If they were talking about purely "mechanical" assistance, like an animator using an automated system for in-betweening, I'd find their statement entirely acceptable. That even seems to be how they're casting the use of these things.
@JenJen
@KatS @feff @JenJen It's a good question isn't it.
Tools that steal our work to recreate it in our style are evil, the industrialised theft committed by AI companies beggars belief in this regard.
However a tool that has "learned" how it should work by watching our creative output... that doesn't sound so very different to how a human might learn from creators they admire.
Is that enough to say it's ok? Or, perhaps "less unacceptable" is all we can hope for.
However a tool that has "learned" how it should work by watching our creative output
If and when such a tool exists, we can also discuss its rights as a sentient being.
However, what we have now are
Tools that steal our work to recreate it in our style
They remix existing artifacts. They do not learn, and they do not create. They launder the plagiarism of other people's creations. This is why Sam Altman and everybody else driving these buses are working so hard to remove copyright protections from people who actually create.

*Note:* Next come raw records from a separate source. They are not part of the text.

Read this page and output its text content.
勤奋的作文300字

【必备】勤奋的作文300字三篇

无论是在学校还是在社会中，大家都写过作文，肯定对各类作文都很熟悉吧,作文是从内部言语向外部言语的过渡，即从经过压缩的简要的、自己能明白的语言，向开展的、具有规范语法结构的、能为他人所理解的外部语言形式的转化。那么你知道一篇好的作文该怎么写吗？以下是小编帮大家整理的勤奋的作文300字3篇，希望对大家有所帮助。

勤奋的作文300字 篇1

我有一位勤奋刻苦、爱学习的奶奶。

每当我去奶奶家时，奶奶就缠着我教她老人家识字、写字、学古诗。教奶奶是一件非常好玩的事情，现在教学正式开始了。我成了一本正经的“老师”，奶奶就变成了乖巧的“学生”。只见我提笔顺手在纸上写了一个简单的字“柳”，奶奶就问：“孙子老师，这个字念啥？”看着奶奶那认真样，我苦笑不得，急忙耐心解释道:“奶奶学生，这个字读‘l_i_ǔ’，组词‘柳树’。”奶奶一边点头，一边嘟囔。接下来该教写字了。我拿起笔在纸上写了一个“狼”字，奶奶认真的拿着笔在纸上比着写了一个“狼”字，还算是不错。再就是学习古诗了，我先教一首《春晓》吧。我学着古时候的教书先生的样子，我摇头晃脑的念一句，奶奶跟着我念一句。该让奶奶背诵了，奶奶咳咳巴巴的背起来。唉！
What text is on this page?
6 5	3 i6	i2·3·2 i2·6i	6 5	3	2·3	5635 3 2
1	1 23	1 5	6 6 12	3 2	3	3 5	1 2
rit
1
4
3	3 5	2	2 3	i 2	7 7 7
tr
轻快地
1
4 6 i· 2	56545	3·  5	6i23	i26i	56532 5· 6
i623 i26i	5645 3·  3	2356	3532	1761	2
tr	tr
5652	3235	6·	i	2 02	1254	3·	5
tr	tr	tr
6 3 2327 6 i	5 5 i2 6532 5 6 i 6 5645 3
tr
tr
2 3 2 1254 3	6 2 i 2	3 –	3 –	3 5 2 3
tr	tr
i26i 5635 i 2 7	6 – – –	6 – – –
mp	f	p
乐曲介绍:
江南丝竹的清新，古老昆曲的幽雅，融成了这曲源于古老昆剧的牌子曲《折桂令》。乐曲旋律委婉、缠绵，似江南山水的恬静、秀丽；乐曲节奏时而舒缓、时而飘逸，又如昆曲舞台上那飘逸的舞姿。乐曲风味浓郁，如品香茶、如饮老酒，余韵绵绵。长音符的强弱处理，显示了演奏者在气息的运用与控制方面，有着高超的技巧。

To emphasise: people (can) learn from others, and adopt and remix each others' ideas, perspectives and techniques. These diffusion models remix existing works, and that is very much not the same kind of thing.
So no, that's not enough to say it's OK. It's not a question of how you frame it, but a question of what these things do and how they're wielded.
One exception: if you have a private, local model that is trained exclusively on your own work, have at it.
@gilester45
There's a nuance that is often lost in the loudest voices.
Firstly AI nowadays is such an umbrella term that can refer to many different types of AI. Some actually useful and handy tools (in art terms, I think of algorithms that can identify subjects and speed up background removal, or suggest some shading).
However, the "it learns like a human" for GenAI ignores that these models don't learn as they do approximate and predict. They have no memory, nor do they understand the context (hence why AI hands and feet are notorious) like a human would, because humans develop a world model and diffusion models and LLMs do not have a world model.
Finally genAI is bad in it's current iteration because it's being used to replace human creators. That's how it's marketed and that's how most people are using GenAI. GenAI is not creative, it can't give us anything new, it can only give you a product that is normalised by everything it "knows", and the only reason that it may look new is due to the prior experience (or lack of) of the person experiencing the output.
> What do you people think?
That they say that they "[celebrate] human storytelling, art, and originality", and then go on to set out the myriad ways in which they welcome non-human content, all written in vague language.
@JenJen That seems, uhhmmm, confused. You can't post 'AI generated content', but you *can* use 'AI tools supporting creator workflows'.
So presumably if you have an AI tool which produces an image for you (such as this image I got some AI bot to do for me when #UKGov said they were banning posting pictures of people in small boats), that would be banned, but if I scribbled my signature on it, that would be good?